Lately, I feel like a kid in a candy store when it comes to my physics hobby. I only have a few hours a day to work on it, and there are so many interesting avenues opening up for connecting NPQG to existing theories in ways that reveal profound insights. I already have multiple irons in the fire :
- A video series going through a dozen or so big physics challenges from Quanta magazine.
- A video series going through some of the most egregiously wrong physics wikipedia pages and talking about how nature really works.
- Equations for the tau dipole at quantized steps.
- Equations for the tau dipole as a linear system.
- Decoding the standard model in terms of point charges and structure geometry.
- Working through standard model reactions with point charge structures and looking for insights as well as missing reactants or products.

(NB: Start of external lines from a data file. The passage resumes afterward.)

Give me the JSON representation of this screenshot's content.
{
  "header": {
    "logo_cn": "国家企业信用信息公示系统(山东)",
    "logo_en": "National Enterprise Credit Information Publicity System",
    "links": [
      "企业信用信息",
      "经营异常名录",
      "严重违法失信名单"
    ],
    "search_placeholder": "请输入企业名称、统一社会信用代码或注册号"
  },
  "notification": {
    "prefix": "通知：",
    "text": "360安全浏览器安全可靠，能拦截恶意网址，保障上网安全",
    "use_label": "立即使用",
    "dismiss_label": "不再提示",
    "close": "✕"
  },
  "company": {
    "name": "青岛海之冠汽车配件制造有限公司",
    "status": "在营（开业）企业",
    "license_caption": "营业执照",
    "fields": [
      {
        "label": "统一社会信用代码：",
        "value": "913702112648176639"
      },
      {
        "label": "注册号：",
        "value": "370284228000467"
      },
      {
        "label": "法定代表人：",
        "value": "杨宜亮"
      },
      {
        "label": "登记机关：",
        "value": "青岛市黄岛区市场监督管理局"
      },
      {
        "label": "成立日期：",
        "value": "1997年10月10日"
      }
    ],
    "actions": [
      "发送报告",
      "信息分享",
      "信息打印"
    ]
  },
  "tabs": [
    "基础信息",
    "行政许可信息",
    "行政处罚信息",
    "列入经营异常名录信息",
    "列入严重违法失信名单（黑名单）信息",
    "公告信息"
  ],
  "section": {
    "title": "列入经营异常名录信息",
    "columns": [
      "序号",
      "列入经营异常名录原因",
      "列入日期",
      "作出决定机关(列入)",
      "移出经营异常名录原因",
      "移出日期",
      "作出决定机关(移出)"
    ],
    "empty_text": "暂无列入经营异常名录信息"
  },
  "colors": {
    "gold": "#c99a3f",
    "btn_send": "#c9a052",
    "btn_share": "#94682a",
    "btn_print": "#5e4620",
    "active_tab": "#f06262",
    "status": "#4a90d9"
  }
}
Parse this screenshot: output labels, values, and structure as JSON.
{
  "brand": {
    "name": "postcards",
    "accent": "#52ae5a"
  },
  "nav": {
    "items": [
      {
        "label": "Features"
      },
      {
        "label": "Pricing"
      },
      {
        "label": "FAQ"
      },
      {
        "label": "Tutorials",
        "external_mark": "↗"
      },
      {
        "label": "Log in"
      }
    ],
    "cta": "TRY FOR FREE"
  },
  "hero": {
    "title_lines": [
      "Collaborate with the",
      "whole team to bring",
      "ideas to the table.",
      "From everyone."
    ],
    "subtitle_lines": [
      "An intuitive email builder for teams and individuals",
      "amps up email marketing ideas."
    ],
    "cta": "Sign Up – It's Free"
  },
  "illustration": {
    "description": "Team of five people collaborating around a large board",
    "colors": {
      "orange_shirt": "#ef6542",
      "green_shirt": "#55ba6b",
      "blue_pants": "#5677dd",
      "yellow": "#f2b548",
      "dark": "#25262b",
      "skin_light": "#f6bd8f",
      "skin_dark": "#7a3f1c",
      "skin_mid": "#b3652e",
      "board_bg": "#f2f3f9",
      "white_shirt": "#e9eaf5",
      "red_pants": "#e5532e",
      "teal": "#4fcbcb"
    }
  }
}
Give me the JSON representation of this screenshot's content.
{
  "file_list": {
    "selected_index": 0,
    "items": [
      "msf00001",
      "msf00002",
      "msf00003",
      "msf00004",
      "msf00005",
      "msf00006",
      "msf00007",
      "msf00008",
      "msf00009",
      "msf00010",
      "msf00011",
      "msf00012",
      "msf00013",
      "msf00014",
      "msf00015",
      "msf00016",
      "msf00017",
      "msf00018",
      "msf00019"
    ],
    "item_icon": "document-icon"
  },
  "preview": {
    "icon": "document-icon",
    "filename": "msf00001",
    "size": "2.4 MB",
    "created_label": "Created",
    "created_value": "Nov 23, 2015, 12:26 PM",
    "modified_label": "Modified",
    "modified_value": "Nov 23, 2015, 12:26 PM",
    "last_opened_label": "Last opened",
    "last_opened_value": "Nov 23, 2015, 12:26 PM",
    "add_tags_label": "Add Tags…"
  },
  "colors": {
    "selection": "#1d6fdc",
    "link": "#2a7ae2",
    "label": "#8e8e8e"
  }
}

- Attempting to gain insight into the equations that determine apparent energy (mass) of a structure.
- Blog posts and videos about new insights.
- Dozens of books backed up and stacked up to read and perhaps comment upon in a blog post or video.
- Daily YouTube arrivals from physics outreach stars to watch and perhaps comment upon in a blog post or video.
- Improving my skill set with Explain Everything, Adobe Illustrator, YouTube authorship, and even WordPress. I’m currently working on capturing video clips I can embed in my video and then comment upon.
- Sticky notes, scraps of paper, emails to myself, to do lists, OneNote scribbles, etc. If I don’t write it down somewhere, it didn’t happen.
Physics is super fun.
Photons are incredibly awesome emergent structures. If my emerging understanding is correct, the six electrinos and six positrinos in each photon form six dipoles orbiting in one or more closely spaced planes perpendicular to the direction of travel. It could all be one plane. It might be two planes with a neutrino and an antineutrino in each, splayed out like a hexagon. It might even be more evolved than simple dipole orbits or conentric dipoles. Perhaps orbits form with 3, 4, 6, or all 12 point charges in some coordinated planar dance.
One insight I had today is that the structure moves a distance determined by the local speed of light every wavelength, i.e., every cycle. But the pattern we see is just a shadow of reality. Lawrence Krauss, in his book “The Greatest Story Ever Told — So Far,” tells of Plato’s Allegory of the Cave.

In the allegory, Socrates describes a group of people who have lived chained to the wall of a cave all their lives, facing a blank wall. The people watch shadows projected on the wall from objects passing in front of a fire behind them and give names to these shadows. The shadows are the prisoners’ reality but are not accurate representations of the real world.
Socrates explains how the philosopher is like a prisoner who is freed from the cave and comes to understand that the shadows on the wall are not reality at all. A philosopher aims to understand and perceive the higher levels of reality. However, the other inmates of the cave do not even desire to leave their prison, for they know no better life.
Wikipedia
While we can measure the wavelength of a photon, what is not realized is that the photon point charges in the photon structure have gone once around their orbit during the cycle.
- What is the circumference of that planar orbit?
- What is the velocity of the point charges as they orbit?
- Does this insight lead a physical explanation for the Lorentz factor?